At Mount Sinai, our scientists and physicians are devoted to understanding potential causes and identifying new diagnostic tools and treatments for progressive multiple sclerosis (MS).
MS is traditionally defined as an autoimmune demyelinating disorder with myelin sheath damage and clinical symptoms that vary depending on the central nervous system (CNS) regions affected. Because our central nervous system is involved in mediating how we think, speak, sense, and move, patients can develop a wide range of physical symptoms, such as fatigue, muscle spasms, dizziness, tingling sensations, visual problems, and, in some cases, cognitive issues.
Currently available immunomodulatory therapies have targeted the immune system and improved management of the disorder.
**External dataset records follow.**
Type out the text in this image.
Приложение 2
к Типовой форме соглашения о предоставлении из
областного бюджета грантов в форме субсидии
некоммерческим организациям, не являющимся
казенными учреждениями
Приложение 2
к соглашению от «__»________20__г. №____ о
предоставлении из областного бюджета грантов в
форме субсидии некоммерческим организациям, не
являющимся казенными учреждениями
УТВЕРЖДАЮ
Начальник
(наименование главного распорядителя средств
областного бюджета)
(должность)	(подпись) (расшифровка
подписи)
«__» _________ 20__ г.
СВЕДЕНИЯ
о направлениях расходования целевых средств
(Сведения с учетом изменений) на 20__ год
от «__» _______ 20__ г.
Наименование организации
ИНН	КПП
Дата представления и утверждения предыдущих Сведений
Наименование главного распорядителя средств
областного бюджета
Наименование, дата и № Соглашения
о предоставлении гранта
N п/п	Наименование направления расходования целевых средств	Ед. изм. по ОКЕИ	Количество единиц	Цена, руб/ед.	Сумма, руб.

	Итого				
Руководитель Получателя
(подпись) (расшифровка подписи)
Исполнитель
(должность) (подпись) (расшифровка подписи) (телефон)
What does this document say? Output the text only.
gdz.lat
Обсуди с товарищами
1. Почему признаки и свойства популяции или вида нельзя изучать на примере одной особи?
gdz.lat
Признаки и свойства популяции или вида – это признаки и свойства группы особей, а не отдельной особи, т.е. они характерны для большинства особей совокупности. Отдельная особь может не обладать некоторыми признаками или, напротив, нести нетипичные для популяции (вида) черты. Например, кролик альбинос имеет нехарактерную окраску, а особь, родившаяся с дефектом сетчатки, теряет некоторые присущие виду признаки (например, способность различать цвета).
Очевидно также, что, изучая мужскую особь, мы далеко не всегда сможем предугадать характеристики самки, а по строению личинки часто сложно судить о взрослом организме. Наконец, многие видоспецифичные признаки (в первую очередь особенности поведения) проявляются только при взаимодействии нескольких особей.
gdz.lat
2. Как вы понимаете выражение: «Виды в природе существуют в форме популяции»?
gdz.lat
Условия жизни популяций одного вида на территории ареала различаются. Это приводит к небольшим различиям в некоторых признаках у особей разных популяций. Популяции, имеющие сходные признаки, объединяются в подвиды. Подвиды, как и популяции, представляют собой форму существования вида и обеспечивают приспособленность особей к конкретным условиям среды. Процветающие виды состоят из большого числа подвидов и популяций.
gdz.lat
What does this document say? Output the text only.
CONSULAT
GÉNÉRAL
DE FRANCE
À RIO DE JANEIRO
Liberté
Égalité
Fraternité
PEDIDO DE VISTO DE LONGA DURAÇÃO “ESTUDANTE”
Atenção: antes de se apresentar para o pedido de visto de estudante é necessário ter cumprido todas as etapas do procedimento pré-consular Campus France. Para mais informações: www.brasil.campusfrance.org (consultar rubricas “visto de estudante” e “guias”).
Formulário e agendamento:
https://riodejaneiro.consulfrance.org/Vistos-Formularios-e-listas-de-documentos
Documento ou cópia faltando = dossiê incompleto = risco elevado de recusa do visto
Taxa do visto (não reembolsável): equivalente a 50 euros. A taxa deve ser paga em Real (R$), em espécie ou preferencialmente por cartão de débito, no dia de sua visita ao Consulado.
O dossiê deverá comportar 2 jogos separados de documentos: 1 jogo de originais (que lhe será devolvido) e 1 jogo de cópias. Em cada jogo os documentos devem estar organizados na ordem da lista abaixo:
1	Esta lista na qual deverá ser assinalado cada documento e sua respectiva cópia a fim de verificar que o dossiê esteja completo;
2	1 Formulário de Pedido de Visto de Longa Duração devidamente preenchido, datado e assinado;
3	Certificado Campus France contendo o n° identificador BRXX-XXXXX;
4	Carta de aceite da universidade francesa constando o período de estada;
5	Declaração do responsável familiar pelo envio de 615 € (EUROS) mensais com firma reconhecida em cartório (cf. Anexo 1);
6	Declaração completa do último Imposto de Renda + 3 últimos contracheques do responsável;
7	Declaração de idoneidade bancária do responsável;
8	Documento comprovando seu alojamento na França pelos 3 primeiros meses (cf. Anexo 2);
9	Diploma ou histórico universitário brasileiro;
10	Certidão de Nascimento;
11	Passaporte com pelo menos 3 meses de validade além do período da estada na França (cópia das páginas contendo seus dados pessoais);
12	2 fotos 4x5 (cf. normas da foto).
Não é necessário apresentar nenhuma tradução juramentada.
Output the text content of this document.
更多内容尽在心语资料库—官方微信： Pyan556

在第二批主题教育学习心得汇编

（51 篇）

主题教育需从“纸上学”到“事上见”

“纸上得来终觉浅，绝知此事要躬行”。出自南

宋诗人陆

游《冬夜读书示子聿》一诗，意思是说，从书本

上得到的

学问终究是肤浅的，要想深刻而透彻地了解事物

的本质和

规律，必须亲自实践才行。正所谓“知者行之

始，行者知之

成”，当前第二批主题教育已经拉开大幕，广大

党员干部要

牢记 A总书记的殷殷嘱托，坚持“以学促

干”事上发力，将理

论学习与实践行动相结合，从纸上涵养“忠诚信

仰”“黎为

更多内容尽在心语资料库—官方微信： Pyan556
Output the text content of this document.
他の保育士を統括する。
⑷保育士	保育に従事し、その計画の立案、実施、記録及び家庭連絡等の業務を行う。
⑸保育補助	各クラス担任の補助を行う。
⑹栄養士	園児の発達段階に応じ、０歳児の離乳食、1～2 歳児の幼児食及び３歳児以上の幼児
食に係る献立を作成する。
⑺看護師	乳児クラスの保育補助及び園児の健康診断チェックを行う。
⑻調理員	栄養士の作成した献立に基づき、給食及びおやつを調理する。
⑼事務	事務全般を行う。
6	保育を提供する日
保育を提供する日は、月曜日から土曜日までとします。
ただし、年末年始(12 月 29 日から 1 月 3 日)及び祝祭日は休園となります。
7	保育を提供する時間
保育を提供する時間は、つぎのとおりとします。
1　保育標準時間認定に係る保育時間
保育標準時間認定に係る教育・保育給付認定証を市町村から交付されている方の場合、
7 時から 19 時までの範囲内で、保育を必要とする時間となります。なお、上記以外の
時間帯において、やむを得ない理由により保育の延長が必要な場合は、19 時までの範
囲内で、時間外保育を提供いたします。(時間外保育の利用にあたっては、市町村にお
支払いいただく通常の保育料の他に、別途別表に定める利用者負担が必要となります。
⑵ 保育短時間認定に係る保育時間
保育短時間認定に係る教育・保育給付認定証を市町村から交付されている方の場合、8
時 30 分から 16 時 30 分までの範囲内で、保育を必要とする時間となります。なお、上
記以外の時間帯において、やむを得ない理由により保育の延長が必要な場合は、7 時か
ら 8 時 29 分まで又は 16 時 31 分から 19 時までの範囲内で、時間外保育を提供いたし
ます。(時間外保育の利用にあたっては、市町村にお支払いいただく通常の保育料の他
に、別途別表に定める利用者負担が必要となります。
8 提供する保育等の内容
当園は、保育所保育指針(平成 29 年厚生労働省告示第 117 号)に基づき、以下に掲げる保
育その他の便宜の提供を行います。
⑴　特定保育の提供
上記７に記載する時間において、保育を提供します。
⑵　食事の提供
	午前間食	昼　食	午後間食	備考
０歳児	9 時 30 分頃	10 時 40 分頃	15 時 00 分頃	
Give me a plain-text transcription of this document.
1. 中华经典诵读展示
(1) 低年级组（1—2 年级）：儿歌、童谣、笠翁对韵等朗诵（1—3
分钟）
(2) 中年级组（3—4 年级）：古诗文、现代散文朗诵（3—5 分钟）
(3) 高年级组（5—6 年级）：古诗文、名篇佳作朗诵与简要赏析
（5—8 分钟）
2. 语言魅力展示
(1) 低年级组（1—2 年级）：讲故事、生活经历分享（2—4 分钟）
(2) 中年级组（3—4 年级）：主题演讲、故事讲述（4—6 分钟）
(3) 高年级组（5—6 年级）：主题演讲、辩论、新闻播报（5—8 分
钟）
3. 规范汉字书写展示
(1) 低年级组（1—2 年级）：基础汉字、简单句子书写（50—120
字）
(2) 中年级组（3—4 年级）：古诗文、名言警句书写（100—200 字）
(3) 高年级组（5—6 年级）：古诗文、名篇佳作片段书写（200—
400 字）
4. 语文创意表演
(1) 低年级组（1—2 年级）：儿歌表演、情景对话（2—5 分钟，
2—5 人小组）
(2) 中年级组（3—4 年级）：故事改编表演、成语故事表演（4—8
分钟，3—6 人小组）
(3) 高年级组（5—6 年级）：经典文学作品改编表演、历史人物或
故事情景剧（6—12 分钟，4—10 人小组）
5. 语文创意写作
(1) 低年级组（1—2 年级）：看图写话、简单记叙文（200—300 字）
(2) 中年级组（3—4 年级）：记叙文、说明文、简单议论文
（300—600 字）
However, in some cases, patients are affected by permanently debilitating symptoms that progressively worsen over time. This form of the syndrome is called "progressive MS."
Epigenetic Basis of Multiple Sclerosis
Several epidemiological studies have suggested the role of the environment in causing multiple sclerosis. The current hypothesis is that environmental signals, such as sun exposure and vitamin D levels, smoking, viral infections, and possibly also diet and microbiome, contribute to the onset of the disease in genetically susceptible individuals. We are working on characterizing the epigenetic changes that affect gene expression in MS patients and defining the possible causes in order to better understand how to prevent the disease. A special emphasis is given to the study of DNA methylation and microRNAs, and to the identification of the microbiome, the trillions of bacteria that inhabit our gut and can send signals to the brain.
Research on New Therapeutic Strategies for Myelin Repair
One of the major challenges in multiple sclerosis research is learning how to repair myelin that is lost or damaged. Using a series of approaches in cultured cells, robotic screenings, and working in cooperation with chemical engineers, our team of scientists is exploring potential new treatments in preclinical animal models.
Defining Novel Methods for Personalized Medicine and Neuroprotection
The ultimate goal—indeed, the future of medicine—is tailoring treatments to individual patients, based on their transcriptional profile, genotype, and specific characterization of body fluids, and unique pathophysiology. An important area of research is the study of factors that are present in the cerebrospinal fluid of patients that can be damaging to nerve cells. By blocking the action of these factors, we hope to prevent and treat clinical disability in patients with MS.